Para se ter ideia, o país tem hoje 30 milhões de habitantes. Na
indústria petroleira, trabalham 110 mil pessoas, direta e
indiretamente, cerca de 0,3% da população. Quais são as outras
atividades que existem por lá? Não tem indústria automobilística, de
informática, não tem uma agricultura potente... Estão todos no setor
de comércio e serviços. E nesses setores, vive-se de importações.
Esta é uma marca
das economias petroleiras, não só da Venezuela. Esses países têm
petróleo, que brota do solo, é exportado, muitas vezes sem muito
refino. Apesar de a Venezuela já fazer refino, recebe uma enxurrada de
dólares, o que leva à valorização da moeda nacional. A partir daí,
começa-se a importar tudo. É muito mais barato na Venezuela importar
carro, computador, qualquer eletrônico, do que produzir internamente.
Tem dinheiro sobrando. O Celso Furtado, em 1957, foi quem percebeu
esse fenômeno, ao escrever um livro, relançado há poucos anos, chamado
Venezuela: subdesenvolvimento com abundância de capital. Ele queria
dizer que, geralmente, o subdesenvolvimento é associado a uma carência
de capital proveniente de países desenvolvidos. A Venezuela tem muito
capital e não se desenvolve. O dinheiro entra, mas, como não há
atividade produtiva consistente, não tem onde ser investido de forma
permanente. Assim, os ricos mandam esse dinheiro pra fora, ele não
fica no país. Por isso o Chávez estabeleceu como política econômica
desses 14 anos a apropriação da riqueza petroleira, com a formação de
um fundo de desenvolvimento e sustento. Parte da riqueza até pode
ficar fora do país pra não valorizar demais a moeda, e essa riqueza
pode ser usada pra desenvolver setores produtivos da economia do país.
Consegue? Não.
Consegue só em algumas áreas. Eliminando o analfabetismo, alavancando
programas sociais importantíssimos. A vida melhorou na Venezuela, o
salário mínimo é o melhor da América Latina, corresponde a 1400 reais,
mas não consegue dar aquela virada pra fazer o país economicamente
autônomo. Ao mesmo tempo em que entra esse dinheiro, pra instalar uma
empresa, além do problema de câmbio e da propensão a importar, não se
tem um mercado interno forte, que permita, por exemplo, a instalação
de uma indústria automobilística de peso.
Correio da
Cidadania: O que pensa ainda das críticas do Partido Comunista local,
que denuncia uma crescente burocratização e corrupção do aparelho
estatal, e a tolerância com a formação de uma nova elite econômica,
apelidada por eles de “boliburguesia”?
Gilberto
Maringoni:
São realidades de qualquer governo.
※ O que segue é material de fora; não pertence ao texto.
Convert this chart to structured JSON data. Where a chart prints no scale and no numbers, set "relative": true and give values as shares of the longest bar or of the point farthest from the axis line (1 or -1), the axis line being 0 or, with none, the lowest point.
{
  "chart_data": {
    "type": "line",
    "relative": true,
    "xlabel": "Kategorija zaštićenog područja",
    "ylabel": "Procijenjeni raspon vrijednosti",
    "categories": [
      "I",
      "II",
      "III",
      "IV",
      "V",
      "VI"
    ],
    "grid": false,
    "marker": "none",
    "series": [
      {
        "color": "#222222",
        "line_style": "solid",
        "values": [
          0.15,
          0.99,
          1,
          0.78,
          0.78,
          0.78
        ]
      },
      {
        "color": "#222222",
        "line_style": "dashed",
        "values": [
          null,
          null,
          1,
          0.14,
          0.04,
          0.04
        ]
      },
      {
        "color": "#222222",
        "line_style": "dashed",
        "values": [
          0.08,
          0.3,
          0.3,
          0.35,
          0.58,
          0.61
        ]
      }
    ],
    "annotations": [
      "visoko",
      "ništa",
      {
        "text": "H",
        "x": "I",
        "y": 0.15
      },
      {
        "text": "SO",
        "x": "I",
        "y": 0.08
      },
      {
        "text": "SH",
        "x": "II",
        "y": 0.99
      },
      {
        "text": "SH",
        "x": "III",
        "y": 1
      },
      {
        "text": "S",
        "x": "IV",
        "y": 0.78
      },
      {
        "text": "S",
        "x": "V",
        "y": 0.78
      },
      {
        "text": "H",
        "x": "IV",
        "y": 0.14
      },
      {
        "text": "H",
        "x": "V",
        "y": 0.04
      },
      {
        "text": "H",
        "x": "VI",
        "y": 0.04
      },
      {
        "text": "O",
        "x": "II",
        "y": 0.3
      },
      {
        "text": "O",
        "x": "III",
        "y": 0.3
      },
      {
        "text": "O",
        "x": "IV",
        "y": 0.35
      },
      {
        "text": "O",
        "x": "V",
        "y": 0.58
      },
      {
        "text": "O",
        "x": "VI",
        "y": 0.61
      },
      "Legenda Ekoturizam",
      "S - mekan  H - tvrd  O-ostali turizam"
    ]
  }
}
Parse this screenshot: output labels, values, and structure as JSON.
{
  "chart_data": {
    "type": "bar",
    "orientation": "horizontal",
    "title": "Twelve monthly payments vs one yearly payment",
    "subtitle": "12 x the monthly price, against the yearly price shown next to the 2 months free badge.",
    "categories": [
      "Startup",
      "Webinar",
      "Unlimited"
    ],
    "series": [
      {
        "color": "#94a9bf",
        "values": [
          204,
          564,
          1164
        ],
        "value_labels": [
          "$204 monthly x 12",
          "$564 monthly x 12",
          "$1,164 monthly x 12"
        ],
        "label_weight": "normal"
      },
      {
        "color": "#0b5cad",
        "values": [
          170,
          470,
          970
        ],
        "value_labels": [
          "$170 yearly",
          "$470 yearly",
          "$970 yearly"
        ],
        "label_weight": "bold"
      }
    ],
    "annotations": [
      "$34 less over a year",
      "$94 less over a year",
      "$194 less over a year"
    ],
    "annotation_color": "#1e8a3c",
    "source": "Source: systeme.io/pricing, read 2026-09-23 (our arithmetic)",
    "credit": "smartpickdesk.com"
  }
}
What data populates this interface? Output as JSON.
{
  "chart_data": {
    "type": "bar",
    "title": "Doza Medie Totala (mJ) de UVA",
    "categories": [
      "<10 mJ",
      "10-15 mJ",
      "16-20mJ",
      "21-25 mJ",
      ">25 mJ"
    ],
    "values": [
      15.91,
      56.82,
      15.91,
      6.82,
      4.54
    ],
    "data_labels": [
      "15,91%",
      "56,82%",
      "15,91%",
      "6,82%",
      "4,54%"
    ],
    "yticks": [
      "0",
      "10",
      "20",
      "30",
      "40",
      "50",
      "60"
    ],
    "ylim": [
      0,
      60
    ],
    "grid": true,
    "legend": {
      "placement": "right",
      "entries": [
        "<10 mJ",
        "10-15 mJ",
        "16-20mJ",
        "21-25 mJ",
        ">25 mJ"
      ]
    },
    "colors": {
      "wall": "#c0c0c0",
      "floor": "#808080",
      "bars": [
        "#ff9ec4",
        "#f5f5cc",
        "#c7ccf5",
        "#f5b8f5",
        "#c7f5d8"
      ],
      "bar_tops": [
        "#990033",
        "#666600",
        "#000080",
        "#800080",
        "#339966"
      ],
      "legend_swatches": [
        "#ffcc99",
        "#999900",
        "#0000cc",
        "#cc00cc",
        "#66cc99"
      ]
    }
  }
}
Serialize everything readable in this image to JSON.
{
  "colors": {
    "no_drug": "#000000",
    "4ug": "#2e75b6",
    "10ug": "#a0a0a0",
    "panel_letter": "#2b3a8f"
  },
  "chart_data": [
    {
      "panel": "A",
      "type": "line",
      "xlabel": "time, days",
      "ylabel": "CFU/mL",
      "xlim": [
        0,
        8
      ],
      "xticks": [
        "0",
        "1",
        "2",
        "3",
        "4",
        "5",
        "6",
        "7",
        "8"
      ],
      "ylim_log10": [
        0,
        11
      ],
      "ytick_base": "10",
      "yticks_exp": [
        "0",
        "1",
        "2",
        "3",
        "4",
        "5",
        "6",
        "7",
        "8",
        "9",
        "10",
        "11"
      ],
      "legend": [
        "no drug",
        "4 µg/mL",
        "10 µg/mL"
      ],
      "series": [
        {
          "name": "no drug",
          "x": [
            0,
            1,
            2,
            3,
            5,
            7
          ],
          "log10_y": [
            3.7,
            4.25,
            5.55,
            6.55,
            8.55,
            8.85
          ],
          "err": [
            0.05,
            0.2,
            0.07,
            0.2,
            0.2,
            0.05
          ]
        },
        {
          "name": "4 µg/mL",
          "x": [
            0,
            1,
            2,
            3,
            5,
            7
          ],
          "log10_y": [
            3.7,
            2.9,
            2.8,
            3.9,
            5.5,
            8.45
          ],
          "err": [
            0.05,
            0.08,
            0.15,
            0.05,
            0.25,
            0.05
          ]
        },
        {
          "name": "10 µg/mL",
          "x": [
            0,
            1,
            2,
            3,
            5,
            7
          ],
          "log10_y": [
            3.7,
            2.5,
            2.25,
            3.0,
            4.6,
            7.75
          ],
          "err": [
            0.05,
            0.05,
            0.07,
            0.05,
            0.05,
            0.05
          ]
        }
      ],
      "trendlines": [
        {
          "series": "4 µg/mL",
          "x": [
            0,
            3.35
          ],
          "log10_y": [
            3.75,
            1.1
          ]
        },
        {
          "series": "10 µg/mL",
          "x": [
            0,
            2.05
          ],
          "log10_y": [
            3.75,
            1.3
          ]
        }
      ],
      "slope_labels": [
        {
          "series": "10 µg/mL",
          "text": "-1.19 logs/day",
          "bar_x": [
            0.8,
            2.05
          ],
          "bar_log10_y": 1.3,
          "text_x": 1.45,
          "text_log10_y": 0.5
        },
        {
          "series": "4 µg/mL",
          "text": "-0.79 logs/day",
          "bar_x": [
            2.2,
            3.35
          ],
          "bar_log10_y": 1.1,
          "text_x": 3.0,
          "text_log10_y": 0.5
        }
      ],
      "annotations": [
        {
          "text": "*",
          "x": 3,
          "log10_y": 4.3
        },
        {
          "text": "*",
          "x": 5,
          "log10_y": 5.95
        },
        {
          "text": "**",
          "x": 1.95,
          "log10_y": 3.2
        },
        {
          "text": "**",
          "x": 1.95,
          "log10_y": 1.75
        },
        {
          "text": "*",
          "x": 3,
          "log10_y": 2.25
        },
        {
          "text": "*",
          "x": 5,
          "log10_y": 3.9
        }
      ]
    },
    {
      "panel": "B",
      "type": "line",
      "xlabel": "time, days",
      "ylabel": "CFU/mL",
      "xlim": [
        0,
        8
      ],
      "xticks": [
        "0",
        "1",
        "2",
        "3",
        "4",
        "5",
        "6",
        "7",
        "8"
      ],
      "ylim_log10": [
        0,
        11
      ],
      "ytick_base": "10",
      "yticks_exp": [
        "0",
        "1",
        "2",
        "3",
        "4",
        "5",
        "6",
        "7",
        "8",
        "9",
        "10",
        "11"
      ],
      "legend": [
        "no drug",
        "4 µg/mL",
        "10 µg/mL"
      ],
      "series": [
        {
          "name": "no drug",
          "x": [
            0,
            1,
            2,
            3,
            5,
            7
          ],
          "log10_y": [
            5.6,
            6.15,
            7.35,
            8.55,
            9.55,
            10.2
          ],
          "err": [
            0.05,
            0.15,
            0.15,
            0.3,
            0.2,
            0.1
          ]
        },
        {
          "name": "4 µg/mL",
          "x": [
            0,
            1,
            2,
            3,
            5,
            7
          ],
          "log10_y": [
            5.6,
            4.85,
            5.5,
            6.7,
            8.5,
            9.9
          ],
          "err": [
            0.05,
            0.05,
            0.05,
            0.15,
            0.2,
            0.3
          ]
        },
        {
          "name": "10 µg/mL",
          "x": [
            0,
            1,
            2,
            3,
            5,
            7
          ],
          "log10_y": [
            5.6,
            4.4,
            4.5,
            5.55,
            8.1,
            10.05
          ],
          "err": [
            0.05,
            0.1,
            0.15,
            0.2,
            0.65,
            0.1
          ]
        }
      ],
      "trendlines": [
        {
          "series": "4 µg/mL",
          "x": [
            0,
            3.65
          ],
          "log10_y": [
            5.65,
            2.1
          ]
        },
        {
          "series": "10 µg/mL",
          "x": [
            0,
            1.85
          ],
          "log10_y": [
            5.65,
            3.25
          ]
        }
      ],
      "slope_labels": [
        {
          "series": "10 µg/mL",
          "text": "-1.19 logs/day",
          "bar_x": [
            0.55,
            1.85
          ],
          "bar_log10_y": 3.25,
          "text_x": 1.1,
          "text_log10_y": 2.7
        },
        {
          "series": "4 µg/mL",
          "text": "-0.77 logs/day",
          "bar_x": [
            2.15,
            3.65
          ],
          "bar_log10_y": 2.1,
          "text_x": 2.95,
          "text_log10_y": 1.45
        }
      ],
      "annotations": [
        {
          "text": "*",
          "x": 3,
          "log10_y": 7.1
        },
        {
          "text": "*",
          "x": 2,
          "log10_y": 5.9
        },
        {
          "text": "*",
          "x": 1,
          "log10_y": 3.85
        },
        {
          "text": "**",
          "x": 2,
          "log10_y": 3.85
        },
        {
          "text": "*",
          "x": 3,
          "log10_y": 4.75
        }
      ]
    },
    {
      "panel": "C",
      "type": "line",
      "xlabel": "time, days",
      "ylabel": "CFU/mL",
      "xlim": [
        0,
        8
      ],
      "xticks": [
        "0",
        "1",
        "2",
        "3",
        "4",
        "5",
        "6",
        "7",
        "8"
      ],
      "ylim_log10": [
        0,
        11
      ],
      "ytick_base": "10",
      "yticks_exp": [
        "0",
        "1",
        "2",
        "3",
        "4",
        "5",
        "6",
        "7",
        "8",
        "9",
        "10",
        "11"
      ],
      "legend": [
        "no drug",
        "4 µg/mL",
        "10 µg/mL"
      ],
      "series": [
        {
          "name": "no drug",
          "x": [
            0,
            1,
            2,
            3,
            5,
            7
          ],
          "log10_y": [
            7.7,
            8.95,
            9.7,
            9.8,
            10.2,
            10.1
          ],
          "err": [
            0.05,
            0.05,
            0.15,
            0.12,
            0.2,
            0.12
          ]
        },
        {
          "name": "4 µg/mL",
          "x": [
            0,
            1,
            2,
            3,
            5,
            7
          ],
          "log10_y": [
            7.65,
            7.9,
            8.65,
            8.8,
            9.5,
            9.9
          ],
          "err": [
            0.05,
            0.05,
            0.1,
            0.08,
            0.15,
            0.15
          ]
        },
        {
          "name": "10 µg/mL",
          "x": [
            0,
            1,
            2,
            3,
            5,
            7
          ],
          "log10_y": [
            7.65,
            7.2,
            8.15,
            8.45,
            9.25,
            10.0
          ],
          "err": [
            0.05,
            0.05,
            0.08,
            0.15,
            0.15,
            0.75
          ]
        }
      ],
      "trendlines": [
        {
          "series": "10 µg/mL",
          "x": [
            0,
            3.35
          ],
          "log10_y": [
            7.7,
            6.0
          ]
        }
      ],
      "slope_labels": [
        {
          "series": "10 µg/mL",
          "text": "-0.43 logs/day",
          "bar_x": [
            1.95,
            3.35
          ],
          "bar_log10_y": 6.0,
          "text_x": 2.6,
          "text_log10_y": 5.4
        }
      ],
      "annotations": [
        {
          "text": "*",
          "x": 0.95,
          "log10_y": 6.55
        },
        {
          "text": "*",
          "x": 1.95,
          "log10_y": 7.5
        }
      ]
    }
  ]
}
Precisa ver em detalhes. Existe
uma burocracia estatal, onde quem está quer ficar. A burocracia em si
não é ruim, o Estado precisa de uma rotina de iniciativas que tem esse
nome, a própria palavra vem de birô, de escritório. O burocratismo se
dá quando a norma, a lógica, a rotina administrativa, suplantam a
necessidade de suprir demandas.
Não estou
acompanhando em detalhes nesses tempos, mas não duvido, é possível. A
formação de uma nova elite não surpreende, o país segue capitalista,
ainda não socialista. No capitalismo, temos a característica da
concentração de renda, com setores detentores de mais renda que
outros. Mesmo assim, essa concentração caiu. É possível que parte dos
empresários que presta serviço ao Estado tenha se beneficiado disso.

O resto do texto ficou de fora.